I wake up everyday and wonder when the constant pain will stop. People seem to think that just because I pull myself together and face the world that my heart has healed. I’m always at a loss when I see someone and they excitedly ask how I am. How do I respond to such a question? Tell them how I really feel? My heart has been ripped into shreds, I’m forced to face a reality that no one ever dreams of, and I miss my baby more than you’ll ever be able to comprehend. I can’t put people in such an awkward position, it’s not in my nature and it’s not who I am. I normally just smile and say “as best as can be expected”. What is expected though? What is it that people think I SHOULD be doing or thinking at this point in my grief?
If I could, I would just curl up with Tyler’s things and never leave the house. I would put up walls and build a little safe haven in our home with everything that matters to me; where I can keep it safe and protected. I have friends. In fact, I have some fantastic friends. Friends that I’ve found in the most unlikely of places and oddly enough have never met face to face. I have a supportive family and a husband who would do anything for me. So why? Why am I still unable to pull myself together and move forward? Everyone tells me it’s what Tyler would want. If that’s so, shouldn’t I be running full force ahead with all of my might?

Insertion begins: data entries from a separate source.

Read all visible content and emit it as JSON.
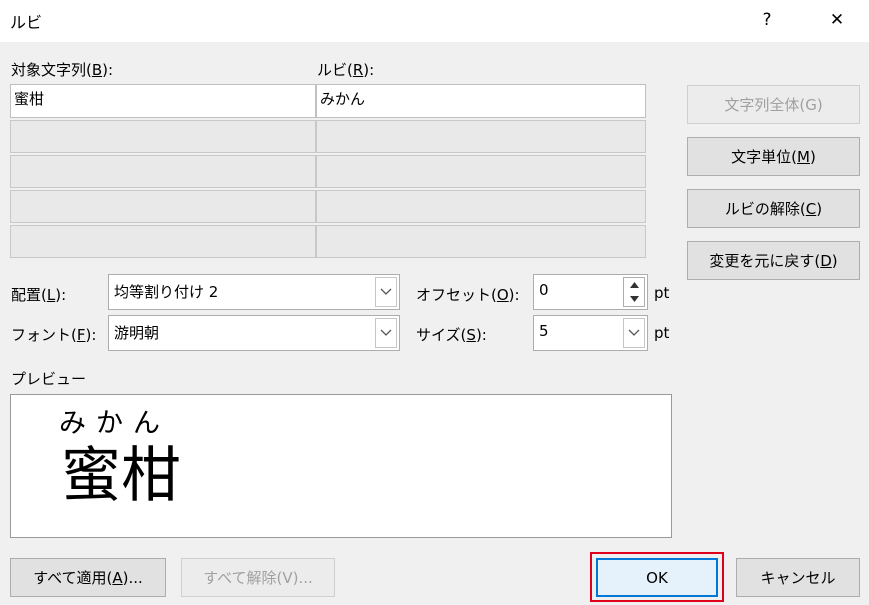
{
  "dialog": {
    "title": "ルビ",
    "help_glyph": "?",
    "close_glyph": "✕"
  },
  "grid": {
    "target_label_prefix": "対象文字列(",
    "target_label_key": "B",
    "target_label_suffix": "):",
    "ruby_label_prefix": "ルビ(",
    "ruby_label_key": "R",
    "ruby_label_suffix": "):",
    "rows": [
      {
        "target": "蜜柑",
        "ruby": "みかん"
      },
      {
        "target": "",
        "ruby": ""
      },
      {
        "target": "",
        "ruby": ""
      },
      {
        "target": "",
        "ruby": ""
      },
      {
        "target": "",
        "ruby": ""
      }
    ]
  },
  "side_buttons": {
    "whole_prefix": "文字列全体(",
    "whole_key": "G",
    "whole_suffix": ")",
    "char_prefix": "文字単位(",
    "char_key": "M",
    "char_suffix": ")",
    "remove_prefix": "ルビの解除(",
    "remove_key": "C",
    "remove_suffix": ")",
    "revert_prefix": "変更を元に戻す(",
    "revert_key": "D",
    "revert_suffix": ")"
  },
  "settings": {
    "align_prefix": "配置(",
    "align_key": "L",
    "align_suffix": "):",
    "align_value": "均等割り付け 2",
    "font_prefix": "フォント(",
    "font_key": "F",
    "font_suffix": "):",
    "font_value": "游明朝",
    "offset_prefix": "オフセット(",
    "offset_key": "O",
    "offset_suffix": "):",
    "offset_value": "0",
    "offset_unit": "pt",
    "size_prefix": "サイズ(",
    "size_key": "S",
    "size_suffix": "):",
    "size_value": "5",
    "size_unit": "pt"
  },
  "preview": {
    "label": "プレビュー",
    "ruby_text": "みかん",
    "base_text": "蜜柑"
  },
  "bottom": {
    "apply_all_prefix": "すべて適用(",
    "apply_all_key": "A",
    "apply_all_suffix": ")...",
    "remove_all_label": "すべて解除(V)...",
    "ok_label": "OK",
    "cancel_label": "キャンセル"
  }
}
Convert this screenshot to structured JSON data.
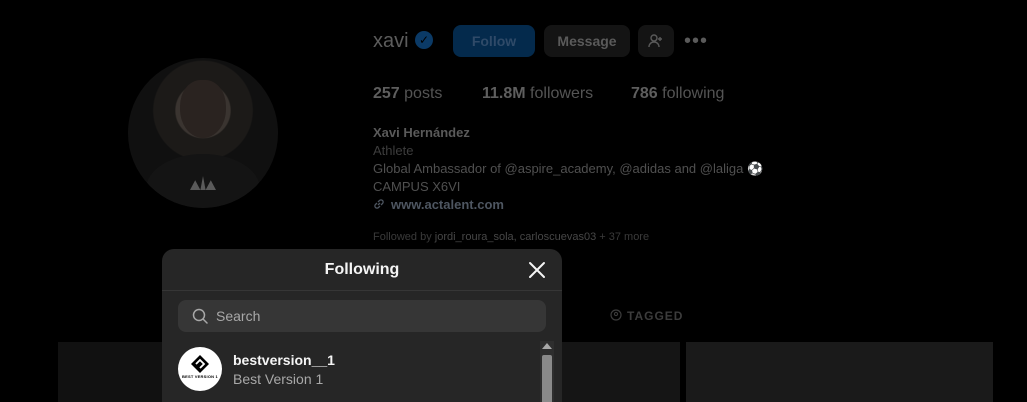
{
  "profile": {
    "username": "xavi",
    "follow_label": "Follow",
    "message_label": "Message",
    "more_label": "•••",
    "stats": {
      "posts_count": "257",
      "posts_label": "posts",
      "followers_count": "11.8M",
      "followers_label": "followers",
      "following_count": "786",
      "following_label": "following"
    },
    "full_name": "Xavi Hernández",
    "category": "Athlete",
    "bio_line1": "Global Ambassador of @aspire_academy, @adidas and @laliga ⚽",
    "bio_line2": "CAMPUS X6VI",
    "website": "www.actalent.com",
    "followed_by_prefix": "Followed by",
    "followed_by_users": "jordi_roura_sola, carloscuevas03",
    "followed_by_more": " + 37 more",
    "tagged_tab": "TAGGED"
  },
  "modal": {
    "title": "Following",
    "search_placeholder": "Search",
    "items": [
      {
        "handle": "bestversion__1",
        "full_name": "Best Version 1",
        "avatar_text": "BEST VERSION 1"
      }
    ]
  },
  "colors": {
    "modal_bg": "#262626",
    "search_bg": "#363636",
    "accent_blue": "#0095f6"
  }
}
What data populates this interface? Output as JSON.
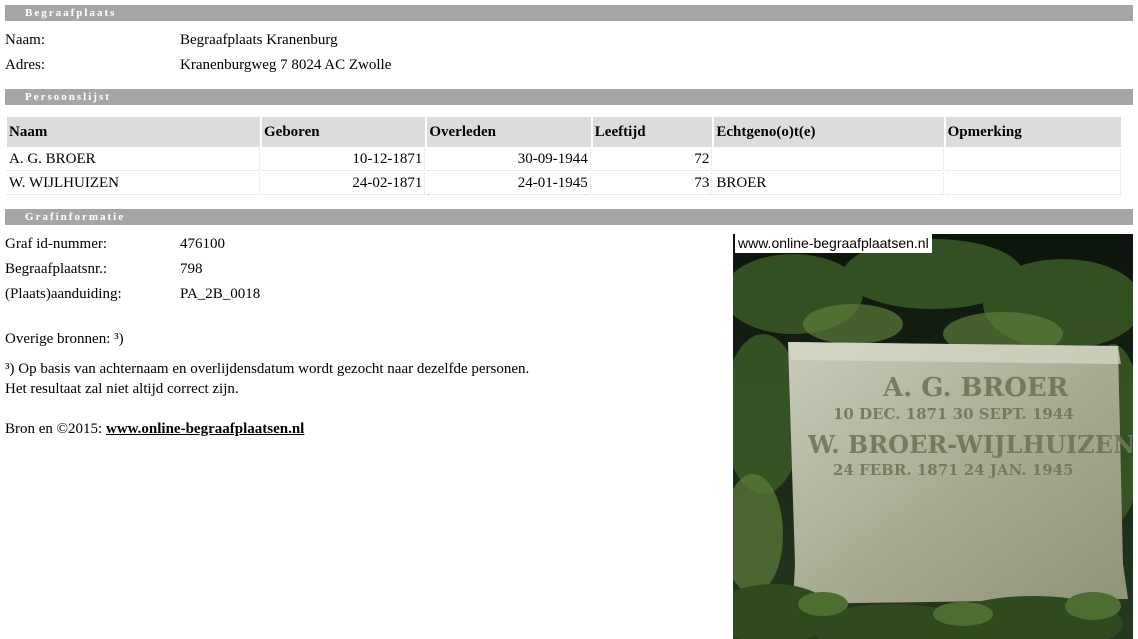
{
  "cemetery_section": {
    "title": "Begraafplaats",
    "name_label": "Naam:",
    "name_value": "Begraafplaats Kranenburg",
    "address_label": "Adres:",
    "address_value": "Kranenburgweg 7 8024 AC Zwolle"
  },
  "persons_section": {
    "title": "Persoonslijst",
    "columns": [
      "Naam",
      "Geboren",
      "Overleden",
      "Leeftijd",
      "Echtgeno(o)t(e)",
      "Opmerking"
    ],
    "rows": [
      [
        "A. G. BROER",
        "10-12-1871",
        "30-09-1944",
        "72",
        "",
        ""
      ],
      [
        "W. WIJLHUIZEN",
        "24-02-1871",
        "24-01-1945",
        "73",
        "BROER",
        ""
      ]
    ]
  },
  "grave_section": {
    "title": "Grafinformatie",
    "grave_id_label": "Graf id-nummer:",
    "grave_id_value": "476100",
    "cemetery_nr_label": "Begraafplaatsnr.:",
    "cemetery_nr_value": "798",
    "location_label": "(Plaats)aanduiding:",
    "location_value": "PA_2B_0018",
    "other_sources": "Overige bronnen: ³)",
    "footnote_line1": "³) Op basis van achternaam en overlijdensdatum wordt gezocht naar dezelfde personen.",
    "footnote_line2": "Het resultaat zal niet altijd correct zijn.",
    "source_prefix": "Bron en ©2015: ",
    "source_link": "www.online-begraafplaatsen.nl"
  },
  "photo": {
    "watermark": "www.online-begraafplaatsen.nl",
    "inscription": {
      "line1": "A. G. BROER",
      "line2": "10 DEC. 1871   30 SEPT. 1944",
      "line3": "W. BROER-WIJLHUIZEN",
      "line4": "24 FEBR. 1871   24 JAN. 1945"
    }
  }
}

This year has shoved the word loss into my face. It’s shown me that no matter what we seem to think, tomorrow is NEVER promised. I learned that sometimes people’s ‘dark places’ grab hold of them and pull them so far down that they’re unable to bring themselves back to the light. I’ve learned that if you love someone you should remind them daily. Never make anyone feel like they are useless or unappreciated. I think most importantly I’ve learned that no matter what someone looks like on the outside you never truly know the pain they may be facing on the inside. Essentially what we’ve been taught since grade school, never judge a book by its cover.
I miss my baby boy more than he knows. I pray that God helps to ease this suffering and tells Tyler all about his mom and dad, daily. Rest easy little one, we’ll be there soon.